# Call of Duty 5: WAW not working



## DestroyerAngeL (Feb 26, 2009)

Hello! I just want to ask if problem in Call of Duty 5 : World at War was already solved? I am just waiting for an answer but after one month of waiting, there is still none. 

Again, the problem is that after the successful installation of the game (legitimate copy), when you run the game in multiplayer, it is working but when run in single player, it just leave a black screen. When trying to use ctrl-alt-delete, it will show you that the application is not responding. I also tried to uninstall/reinstall the game, but it will again show the same problem but sometimes it will show the "Please insert the correct DVD-ROM ..blah blah". Please help us with problems like mine.

My PC specs:
Processor: Intel Core 2 Duo E7300 @ 2.66GHz
OS: Windows XP Professional 5.01.2600 Service Pack 2
HDD: 250GB NTFS SATA300, 3.5", NCQ, 8MB Cache
RAM: 4GB (2x 2GB) DRR2 DIMM
Video Card: NVIDIA GeForce 8400GS (1.01, 512MB, 1.40GHz)
CD-ROM/DVD: ATAPI iHAS220 6 (SATA150, DVD+-RW, CD-RW, 2MB Cache)
Sound Card: Realtek High Definition Audio 5.10.0.5473


----------



## RockmasteR (Aug 10, 2007)

hello,
first of all try to lower the hardware acceleration of your sound card and set it to BASIC:
Control panel -> sounds and Audio devices, under speaker settings choose settings -> advanced, set the hardware acceleration to BASIC (move the pointer two times to the left)
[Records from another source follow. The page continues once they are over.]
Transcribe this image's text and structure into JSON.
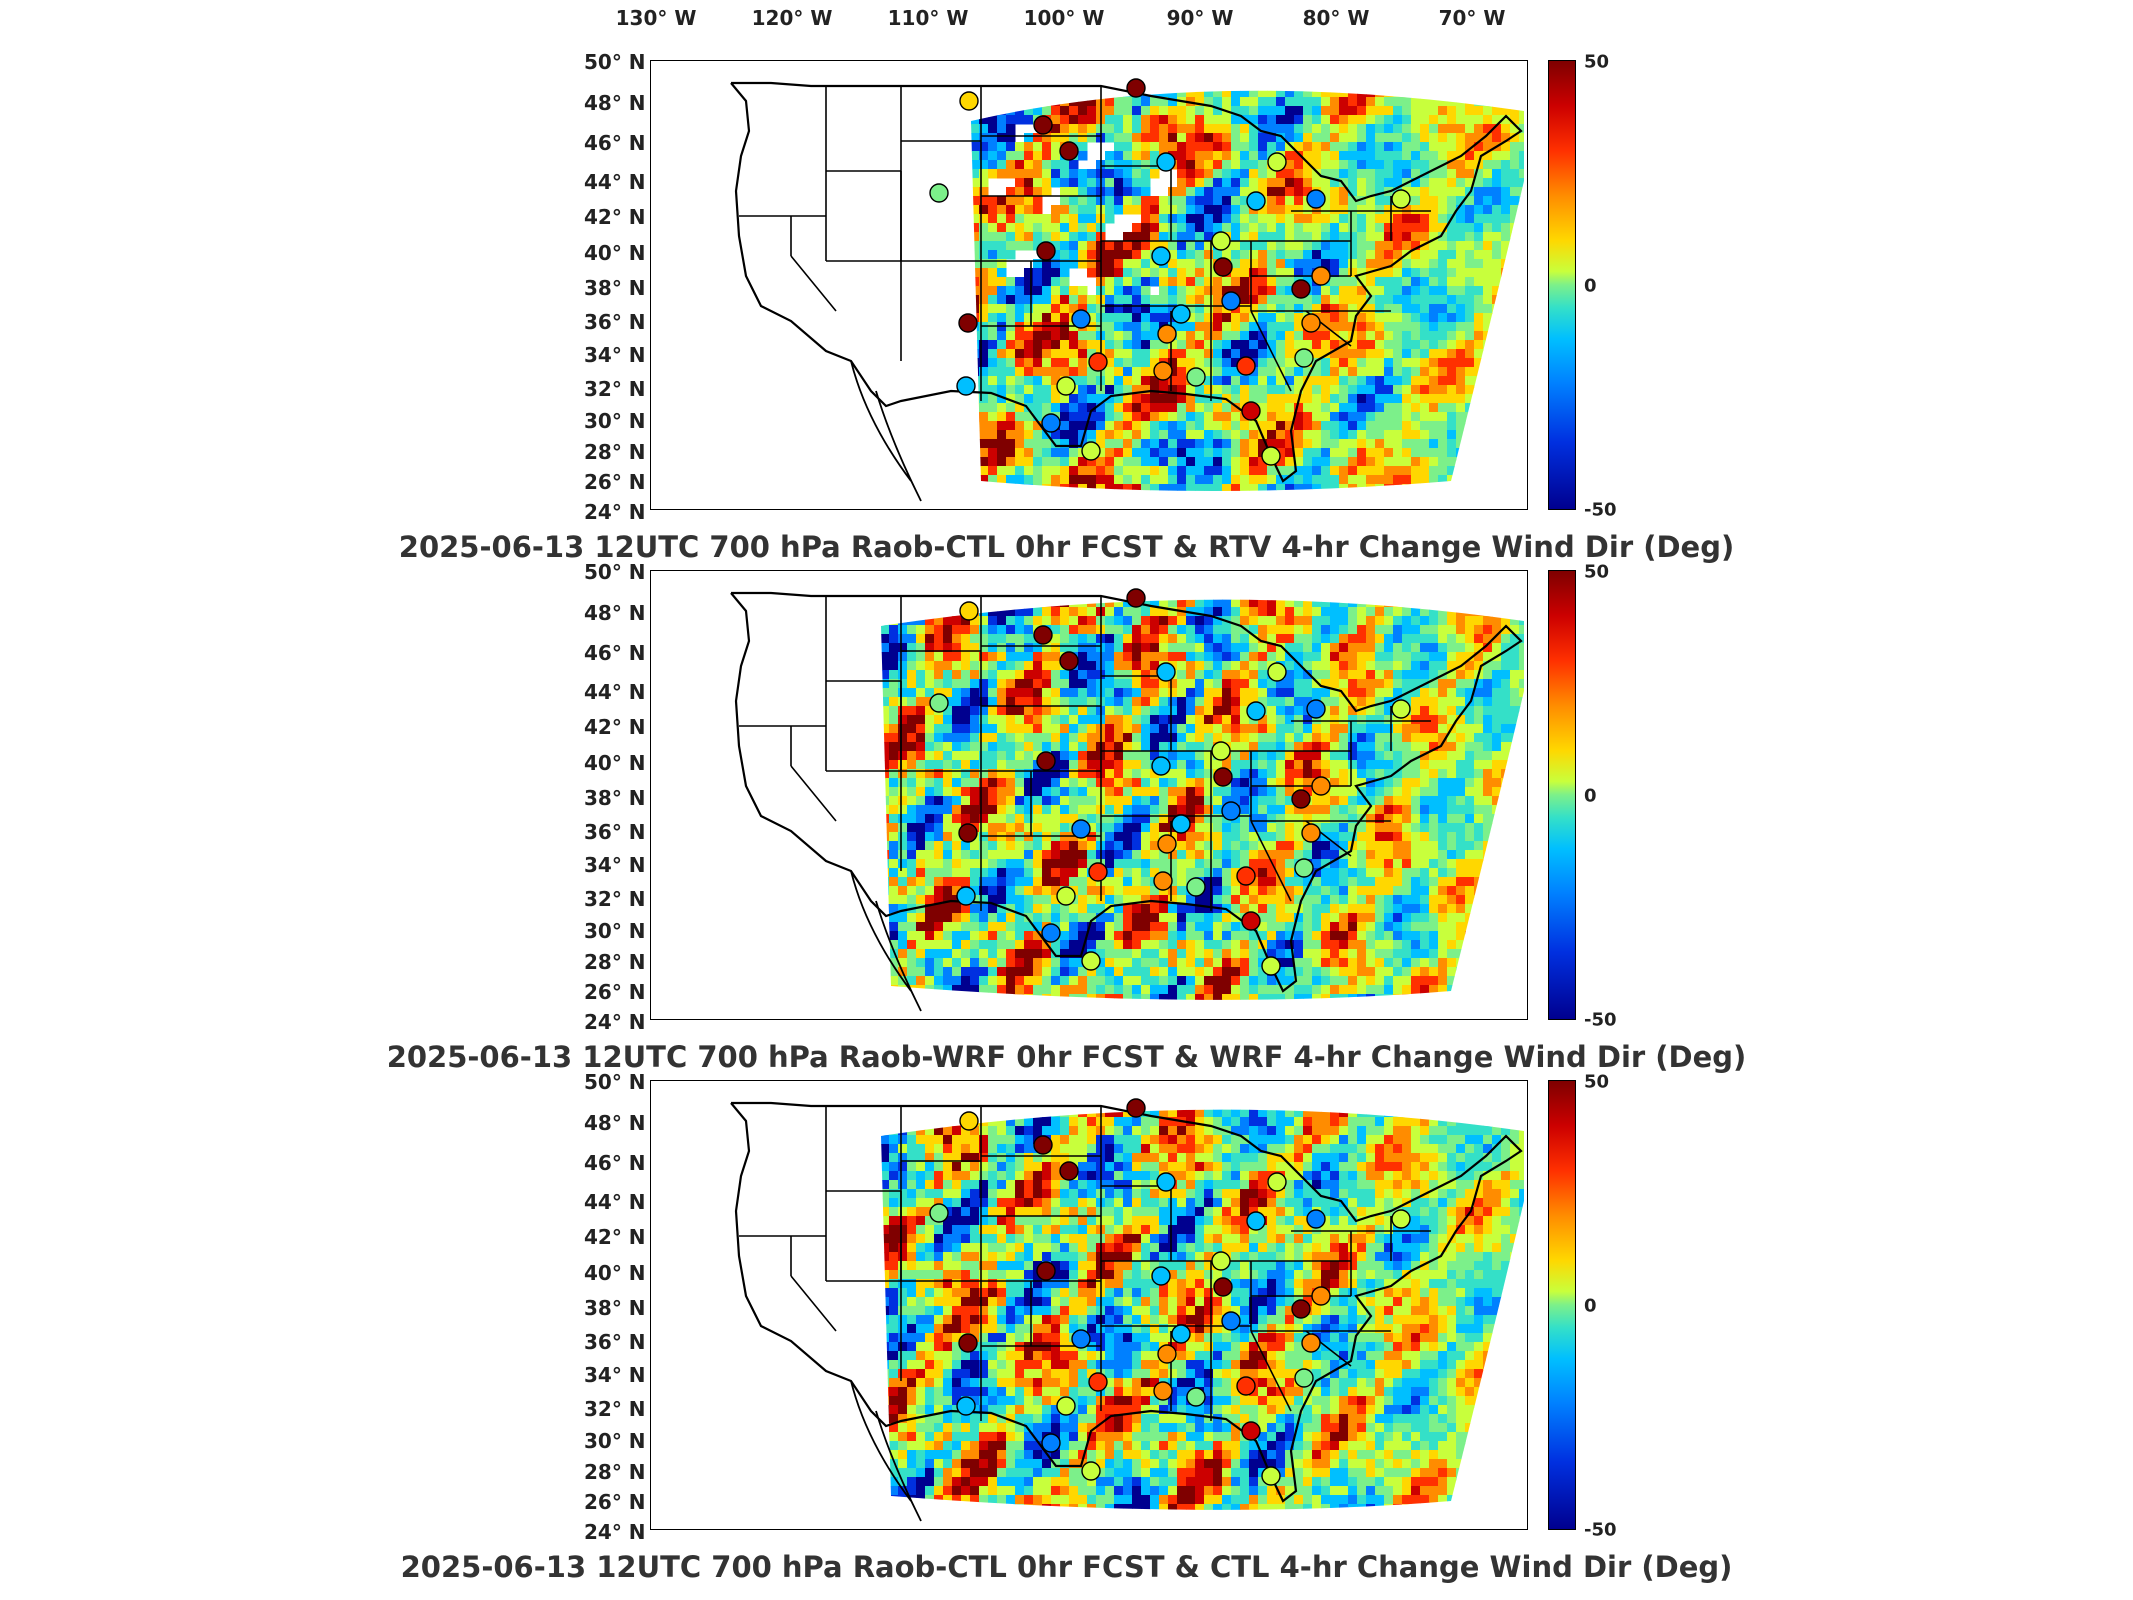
{
  "longitude_labels": [
    "130° W",
    "120° W",
    "110° W",
    "100° W",
    "90° W",
    "80° W",
    "70° W"
  ],
  "latitude_labels": [
    "50° N",
    "48° N",
    "46° N",
    "44° N",
    "42° N",
    "40° N",
    "38° N",
    "36° N",
    "34° N",
    "32° N",
    "30° N",
    "28° N",
    "26° N",
    "24° N"
  ],
  "colorbar": {
    "max_label": "50",
    "mid_label": "0",
    "min_label": "-50",
    "range": [
      -50,
      50
    ]
  },
  "panels": [
    {
      "title": "2025-06-13 12UTC 700 hPa Raob-CTL 0hr FCST & RTV 4-hr Change Wind Dir (Deg)"
    },
    {
      "title": "2025-06-13 12UTC 700 hPa Raob-WRF 0hr FCST & WRF 4-hr Change Wind Dir (Deg)"
    },
    {
      "title": "2025-06-13 12UTC 700 hPa Raob-CTL 0hr FCST & CTL 4-hr Change Wind Dir (Deg)"
    }
  ]
}
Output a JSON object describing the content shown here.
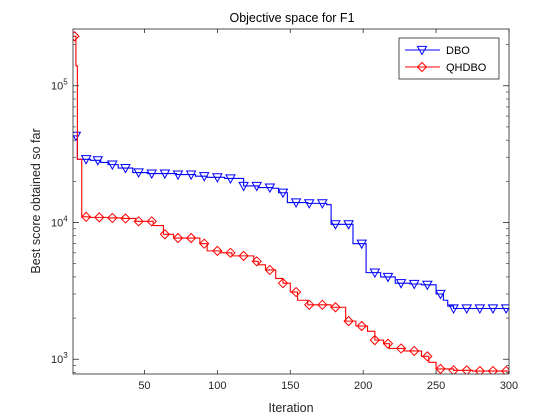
{
  "chart_data": {
    "type": "line",
    "title": "Objective space for F1",
    "xlabel": "Iteration",
    "ylabel": "Best score obtained so far",
    "xlim": [
      1,
      300
    ],
    "ylim": [
      780,
      260000
    ],
    "yscale": "log",
    "grid": false,
    "legend_position": "top-right",
    "x_ticks": [
      {
        "value": 50,
        "label": "50"
      },
      {
        "value": 100,
        "label": "100"
      },
      {
        "value": 150,
        "label": "150"
      },
      {
        "value": 200,
        "label": "200"
      },
      {
        "value": 250,
        "label": "250"
      },
      {
        "value": 300,
        "label": "300"
      }
    ],
    "y_ticks": [
      {
        "value": 1000,
        "base": "10",
        "exp": "3"
      },
      {
        "value": 10000,
        "base": "10",
        "exp": "4"
      },
      {
        "value": 100000,
        "base": "10",
        "exp": "5"
      }
    ],
    "series": [
      {
        "name": "DBO",
        "color": "#0000ff",
        "marker": "triangle-down",
        "steps": [
          [
            1,
            43000
          ],
          [
            4,
            29000
          ],
          [
            13,
            28500
          ],
          [
            20,
            27500
          ],
          [
            25,
            26500
          ],
          [
            32,
            25000
          ],
          [
            42,
            23200
          ],
          [
            52,
            22800
          ],
          [
            72,
            22400
          ],
          [
            85,
            21800
          ],
          [
            93,
            21400
          ],
          [
            105,
            21000
          ],
          [
            118,
            18500
          ],
          [
            128,
            18000
          ],
          [
            138,
            17800
          ],
          [
            142,
            16500
          ],
          [
            148,
            14000
          ],
          [
            162,
            13800
          ],
          [
            175,
            13500
          ],
          [
            178,
            9700
          ],
          [
            193,
            7000
          ],
          [
            202,
            4300
          ],
          [
            212,
            4000
          ],
          [
            222,
            3600
          ],
          [
            232,
            3550
          ],
          [
            240,
            3500
          ],
          [
            250,
            3000
          ],
          [
            255,
            2700
          ],
          [
            258,
            2450
          ],
          [
            262,
            2350
          ],
          [
            300,
            2300
          ]
        ],
        "markers_x": [
          3,
          10,
          18,
          28,
          37,
          46,
          55,
          64,
          73,
          82,
          91,
          100,
          109,
          118,
          127,
          136,
          145,
          154,
          163,
          172,
          181,
          190,
          199,
          208,
          217,
          226,
          235,
          244,
          253,
          262,
          271,
          280,
          289,
          298
        ]
      },
      {
        "name": "QHDBO",
        "color": "#ff0000",
        "marker": "diamond",
        "steps": [
          [
            1,
            230000
          ],
          [
            3,
            140000
          ],
          [
            4,
            29000
          ],
          [
            7,
            11000
          ],
          [
            12,
            10900
          ],
          [
            25,
            10800
          ],
          [
            35,
            10700
          ],
          [
            44,
            10200
          ],
          [
            56,
            9500
          ],
          [
            63,
            8200
          ],
          [
            70,
            7700
          ],
          [
            88,
            7000
          ],
          [
            93,
            6200
          ],
          [
            102,
            6000
          ],
          [
            110,
            5700
          ],
          [
            125,
            5200
          ],
          [
            128,
            4900
          ],
          [
            133,
            4500
          ],
          [
            140,
            3900
          ],
          [
            145,
            3600
          ],
          [
            150,
            3100
          ],
          [
            155,
            2700
          ],
          [
            162,
            2500
          ],
          [
            178,
            2400
          ],
          [
            188,
            1900
          ],
          [
            195,
            1750
          ],
          [
            203,
            1600
          ],
          [
            208,
            1380
          ],
          [
            214,
            1300
          ],
          [
            218,
            1200
          ],
          [
            228,
            1150
          ],
          [
            240,
            1050
          ],
          [
            245,
            950
          ],
          [
            250,
            850
          ],
          [
            262,
            830
          ],
          [
            275,
            820
          ],
          [
            300,
            800
          ]
        ],
        "markers_x": [
          2,
          10,
          19,
          28,
          37,
          46,
          55,
          64,
          73,
          82,
          91,
          100,
          109,
          118,
          127,
          136,
          145,
          154,
          163,
          172,
          181,
          190,
          199,
          208,
          217,
          226,
          235,
          244,
          253,
          262,
          271,
          280,
          289,
          298
        ]
      }
    ]
  }
}
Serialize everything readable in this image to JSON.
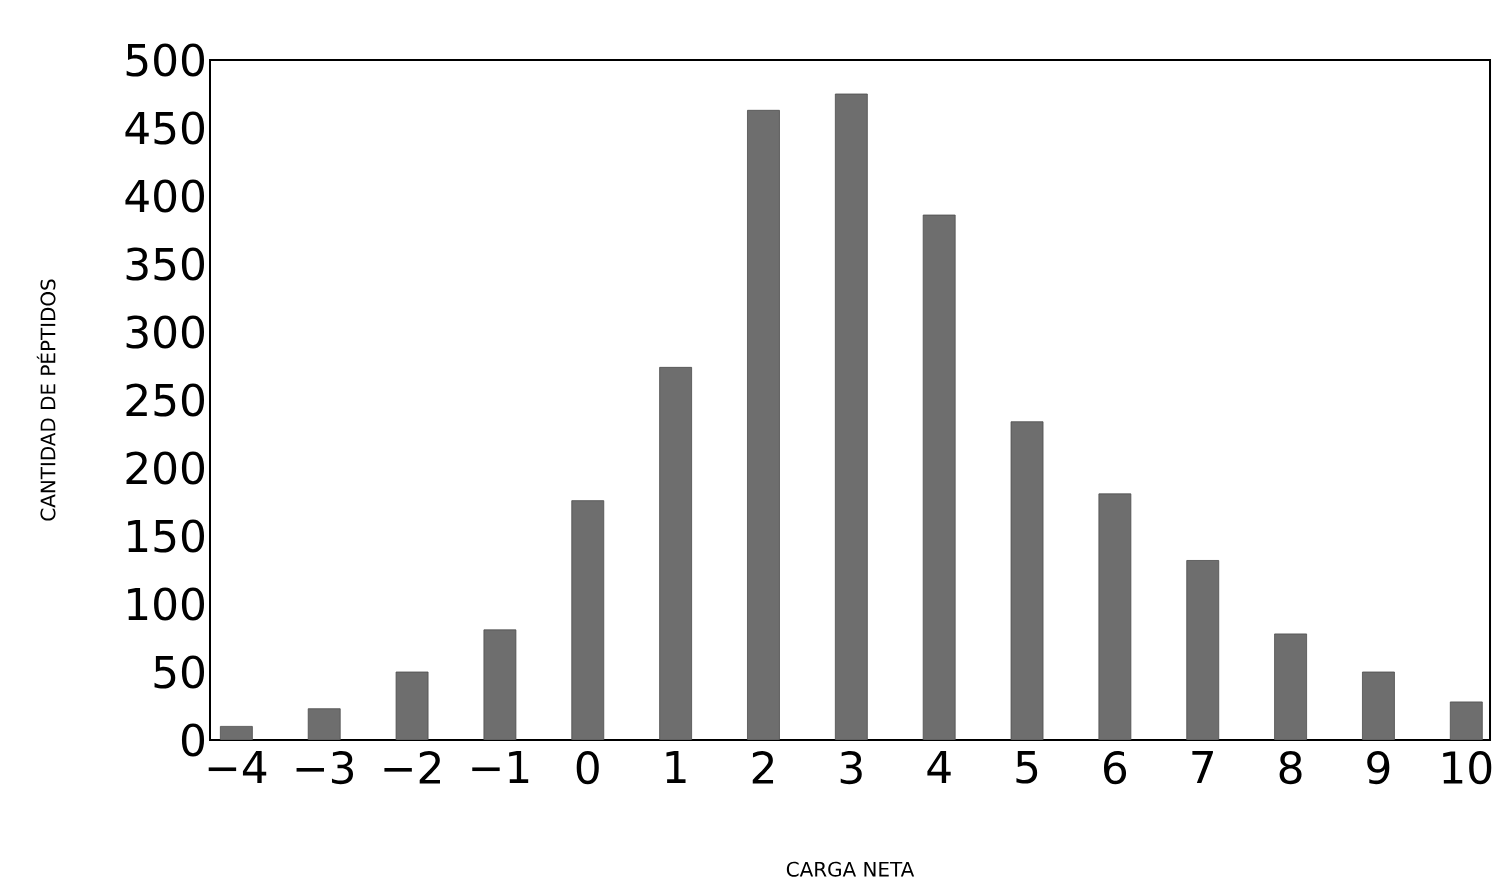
{
  "chart_data": {
    "type": "bar",
    "xlabel": "CARGA NETA",
    "ylabel": "CANTIDAD DE PÉPTIDOS",
    "categories": [
      "−4",
      "−3",
      "−2",
      "−1",
      "0",
      "1",
      "2",
      "3",
      "4",
      "5",
      "6",
      "7",
      "8",
      "9",
      "10"
    ],
    "values": [
      10,
      23,
      50,
      81,
      176,
      274,
      463,
      475,
      386,
      234,
      181,
      132,
      78,
      50,
      28
    ],
    "color": "#6e6e6e",
    "ylim": [
      0,
      500
    ],
    "yticks": [
      0,
      50,
      100,
      150,
      200,
      250,
      300,
      350,
      400,
      450,
      500
    ],
    "grid": false
  }
}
also navigate to the game's installed directory and delete this file Treyarch.bik
if it is not in the game's main's directory, just search for it using the search tool


----------



## DestroyerAngeL (Feb 26, 2009)

I already tried o delete that Treyarch.bik file but nothing happened. 

I am thinking now if it needs a patch that will update my copy. Is it possible?

I will let you know what's the result of the solution you gave. Thanks anyway.


----------



## RockmasteR (Aug 10, 2007)

these are all the patches available for COD WAW:
http://www.patches-scrolls.de/call_of_duty5.php


----------